SpaceX is going public on Nasdaq under ticker SPCX on June 12, 2026, making its shares publicly available for the first time in the company's 24-year history.
Is SpaceX a private company?
SpaceX operated as a private company since its 2002 founding, but transitions to a publicly traded Nasdaq company when SPCX begins trading on June 12, 2026.
Is SpaceX publicly traded?
SpaceX becomes publicly traded on Nasdaq on June 12, 2026, under the ticker symbol SPCX — it was not publicly available at any point before that date.
What is SpaceX's stock symbol?
What will the SpaceX IPO price be?
The fixed IPO price is $135 per share, covering 555.6 million Class A shares for a targeted raise of approximately $75 billion.
Can you buy SpaceX stock today?
Retail investors can access SpaceX price exposure through SPACEX(PRE) on MEXC before the listing, or buy SPCX directly through any Nasdaq-connected brokerage after June 12.
How much will SpaceX stock cost?
The fixed IPO price is $135 per share; after June 12, the public market price moves freely based on investor demand from that opening figure.
Are SpaceX stocks public?
For 24 years, SpaceX stock was a question without a practical answer for ordinary investors.

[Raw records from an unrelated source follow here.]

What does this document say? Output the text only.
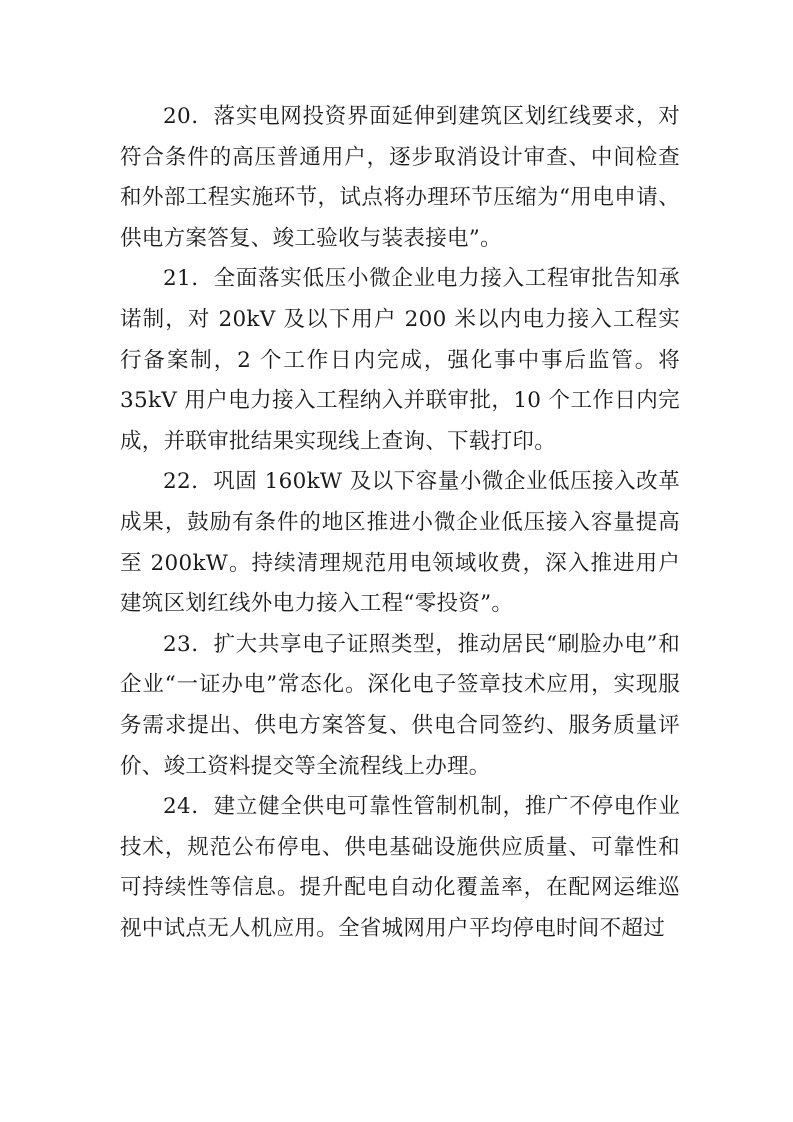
20．落实电网投资界面延伸到建筑区划红线要求，对符合条件的高压普通用户，逐步取消设计审查、中间检查和外部工程实施环节，试点将办理环节压缩为“用电申请、供电方案答复、竣工验收与装表接电”。

21．全面落实低压小微企业电力接入工程审批告知承诺制，对 20kV 及以下用户 200 米以内电力接入工程实行备案制，2 个工作日内完成，强化事中事后监管。将 35kV 用户电力接入工程纳入并联审批，10 个工作日内完成，并联审批结果实现线上查询、下载打印。

22．巩固 160kW 及以下容量小微企业低压接入改革成果，鼓励有条件的地区推进小微企业低压接入容量提高至 200kW。持续清理规范用电领域收费，深入推进用户建筑区划红线外电力接入工程“零投资”。

23．扩大共享电子证照类型，推动居民“刷脸办电”和企业“一证办电”常态化。深化电子签章技术应用，实现服务需求提出、供电方案答复、供电合同签约、服务质量评价、竣工资料提交等全流程线上办理。

24．建立健全供电可靠性管制机制，推广不停电作业技术，规范公布停电、供电基础设施供应质量、可靠性和可持续性等信息。提升配电自动化覆盖率，在配网运维巡视中试点无人机应用。全省城网用户平均停电时间不超过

On June 12, 2026, that changes permanently.
Whether you plan to buy SPCX through a traditional Nasdaq brokerage, access price exposure through SPACEX(PRE) on MEXC before the listing, or hold real shares through MEXC RealStocks after the debut, the access paths are now clear and concrete.
Just go in with the S-1's own disclosures in mind: this is a company with a history of operating losses, an AI division spending at a $30 billion-plus annual rate, and a valuation that already prices in a great deal of future success.